On the men’s side, No. 6 Marat Safin survived the longest day of tennis, beginning at 11 a.m. then sitting through the sudden disappearance of his game as well as two long rain delays before finally prevailing over Sebastien Grosjean 6-4, 7-6 (3), 1-6, 3-6, 7-6 (5).
Safin was up two sets when he suddenly found himself in trouble.
“I was a little bit tired,” he said. “I was thinking, ‘One more set.’ I didn’t expect it to change that quickly because it was 6-1, 6-3 in half an hour or less. I don’t know. I just lost my concentration. It was very fast.”
Safin started the match dressed all in black and ended it some 6½ hours later all in white, wearing borrowed pants and socks after the two rain delays, the first one 1 hour, 19 minutes, then after 28 minutes of play another delay of 1 hour, 40 minutes, this one in the midst of a fifth-set tiebreaker.
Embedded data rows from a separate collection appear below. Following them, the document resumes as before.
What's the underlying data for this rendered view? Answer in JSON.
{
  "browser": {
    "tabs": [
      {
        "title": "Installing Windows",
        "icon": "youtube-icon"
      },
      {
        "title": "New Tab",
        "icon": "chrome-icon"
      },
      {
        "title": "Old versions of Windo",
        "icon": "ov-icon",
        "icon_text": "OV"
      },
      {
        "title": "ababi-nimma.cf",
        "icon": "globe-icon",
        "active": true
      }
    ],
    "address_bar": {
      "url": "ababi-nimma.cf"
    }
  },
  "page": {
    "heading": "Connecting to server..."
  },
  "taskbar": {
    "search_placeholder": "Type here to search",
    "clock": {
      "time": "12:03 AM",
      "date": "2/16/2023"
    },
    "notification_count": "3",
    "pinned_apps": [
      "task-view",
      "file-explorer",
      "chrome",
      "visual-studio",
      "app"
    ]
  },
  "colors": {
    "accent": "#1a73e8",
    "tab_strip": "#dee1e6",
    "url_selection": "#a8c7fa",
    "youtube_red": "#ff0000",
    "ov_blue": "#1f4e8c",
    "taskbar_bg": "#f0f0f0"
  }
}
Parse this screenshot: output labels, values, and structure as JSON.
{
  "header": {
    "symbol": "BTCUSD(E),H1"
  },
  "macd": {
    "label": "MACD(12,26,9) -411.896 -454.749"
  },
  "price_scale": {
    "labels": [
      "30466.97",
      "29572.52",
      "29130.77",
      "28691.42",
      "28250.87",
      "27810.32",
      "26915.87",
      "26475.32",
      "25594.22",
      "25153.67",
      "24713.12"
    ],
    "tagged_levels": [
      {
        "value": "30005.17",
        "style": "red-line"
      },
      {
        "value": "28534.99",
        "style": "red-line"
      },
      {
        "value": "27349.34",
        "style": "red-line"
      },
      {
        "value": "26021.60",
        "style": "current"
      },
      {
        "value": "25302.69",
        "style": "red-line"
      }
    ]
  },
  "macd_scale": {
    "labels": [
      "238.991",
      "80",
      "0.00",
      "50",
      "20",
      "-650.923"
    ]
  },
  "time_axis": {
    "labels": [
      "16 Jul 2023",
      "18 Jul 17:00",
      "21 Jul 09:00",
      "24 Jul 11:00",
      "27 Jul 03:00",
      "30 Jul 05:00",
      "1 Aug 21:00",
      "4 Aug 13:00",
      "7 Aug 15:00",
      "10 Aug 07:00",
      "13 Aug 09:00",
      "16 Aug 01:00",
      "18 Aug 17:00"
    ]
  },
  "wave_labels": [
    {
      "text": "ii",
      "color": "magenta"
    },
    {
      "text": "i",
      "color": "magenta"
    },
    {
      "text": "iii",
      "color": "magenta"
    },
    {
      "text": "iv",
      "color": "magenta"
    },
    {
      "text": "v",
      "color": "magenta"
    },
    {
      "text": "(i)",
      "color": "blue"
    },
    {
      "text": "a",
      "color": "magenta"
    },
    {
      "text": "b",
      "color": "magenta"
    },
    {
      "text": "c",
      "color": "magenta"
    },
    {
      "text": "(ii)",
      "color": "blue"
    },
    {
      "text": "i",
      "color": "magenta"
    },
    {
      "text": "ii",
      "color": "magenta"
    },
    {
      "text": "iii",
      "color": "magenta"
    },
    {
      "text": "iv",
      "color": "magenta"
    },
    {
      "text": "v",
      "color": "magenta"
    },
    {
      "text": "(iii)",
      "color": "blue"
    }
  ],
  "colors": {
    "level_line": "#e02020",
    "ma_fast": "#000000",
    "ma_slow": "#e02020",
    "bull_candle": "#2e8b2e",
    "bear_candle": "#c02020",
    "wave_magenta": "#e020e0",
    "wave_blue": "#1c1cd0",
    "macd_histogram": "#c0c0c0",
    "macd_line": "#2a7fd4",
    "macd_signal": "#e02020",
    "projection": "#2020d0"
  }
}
When play resumed, Safin completed his delayed victory, built on 25 aces and achieved despite 64 unforced errors.
“Finally, I made it,” he said. “I am happy.”
No. 12 Juan Carlos Ferrero also waited out the rain for his 7-5, 7-6 (6), 1-6, 7-6 (6) victory over Roger Federer.
“I think I had a little bit of luck in the tiebreak,” he said. “It’s no great days for the tennis when is rain.”
Sunday’s other winners included No. 14 Nicolas Kiefer, a 7-5, 6-3, 6-4 winner over Sjeng Schalken,and Wayne Arthurs, who defeated Richard Fromberg 7-6 (3), 1-6, 6-3, 3-6, 6-3.